¹ Materials Simulation & Modelling, Department of Applied Physics, Eindhoven University of Technology, P.O. Box 513, 5600MB Eindhoven, The Netherlands.
² Center for Computational Energy Research, Department of Applied Physics, Eindhoven University of Technology, P.O. Box 513, 5600MB Eindhoven, The Netherlands.

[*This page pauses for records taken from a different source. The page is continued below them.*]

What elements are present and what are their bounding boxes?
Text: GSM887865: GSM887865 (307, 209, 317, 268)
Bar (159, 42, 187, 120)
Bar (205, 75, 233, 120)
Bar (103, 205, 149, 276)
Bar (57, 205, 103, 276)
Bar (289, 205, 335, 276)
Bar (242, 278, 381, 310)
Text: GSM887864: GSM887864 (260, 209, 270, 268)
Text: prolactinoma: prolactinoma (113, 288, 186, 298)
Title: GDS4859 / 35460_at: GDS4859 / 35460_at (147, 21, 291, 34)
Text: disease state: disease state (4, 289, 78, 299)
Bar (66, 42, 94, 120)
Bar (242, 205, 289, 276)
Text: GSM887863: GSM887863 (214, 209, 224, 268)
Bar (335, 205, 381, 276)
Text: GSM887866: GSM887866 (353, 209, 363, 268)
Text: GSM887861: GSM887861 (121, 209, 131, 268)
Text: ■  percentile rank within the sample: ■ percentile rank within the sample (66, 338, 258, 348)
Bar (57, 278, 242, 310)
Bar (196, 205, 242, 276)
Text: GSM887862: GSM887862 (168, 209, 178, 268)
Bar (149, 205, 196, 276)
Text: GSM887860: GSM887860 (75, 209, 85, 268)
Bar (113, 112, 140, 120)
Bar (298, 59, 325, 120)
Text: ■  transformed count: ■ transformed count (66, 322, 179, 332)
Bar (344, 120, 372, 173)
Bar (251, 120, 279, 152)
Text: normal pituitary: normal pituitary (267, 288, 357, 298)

³ Computational Chemical Physics, Faculty of Science and Technology and MESA+ Institute for Nanotechnology, University of Twente, P.O. Box 217, 7500AE Enschede, The Netherlands.

Abstract

Two-dimensional (2D) organic-inorganic hybrid iodide perovskites have been put forward in recent years as stable alternatives to their three-dimensional (3D) counterparts. Using first-principles calculations, we demonstrate that equilibrium concentrations of point defects in the 2D perovskites PEA₂PbI₄, BA₂PbI₄, and PEA₂SnI₄ (PEA, phenethylammonium; BA, butylammonium) are much lower than in comparable 3D perovskites. Bonding disruptions by defects are more destructive in 2D than in 3D networks, making defect formation energetically more costly. The stability of 2D Sn iodide perovskites can be further enhanced by alloying with Pb. Should, however, point defects emerge in sizable concentrations as a result of nonequilibrium growth conditions, for instance, then those defects likely hamper the optoelectronic performance of the 2D perovskites, as they introduce deep traps. We suggest that trap levels are responsible for the broad sub-bandgap emission in 2D perovskites observed in experiments.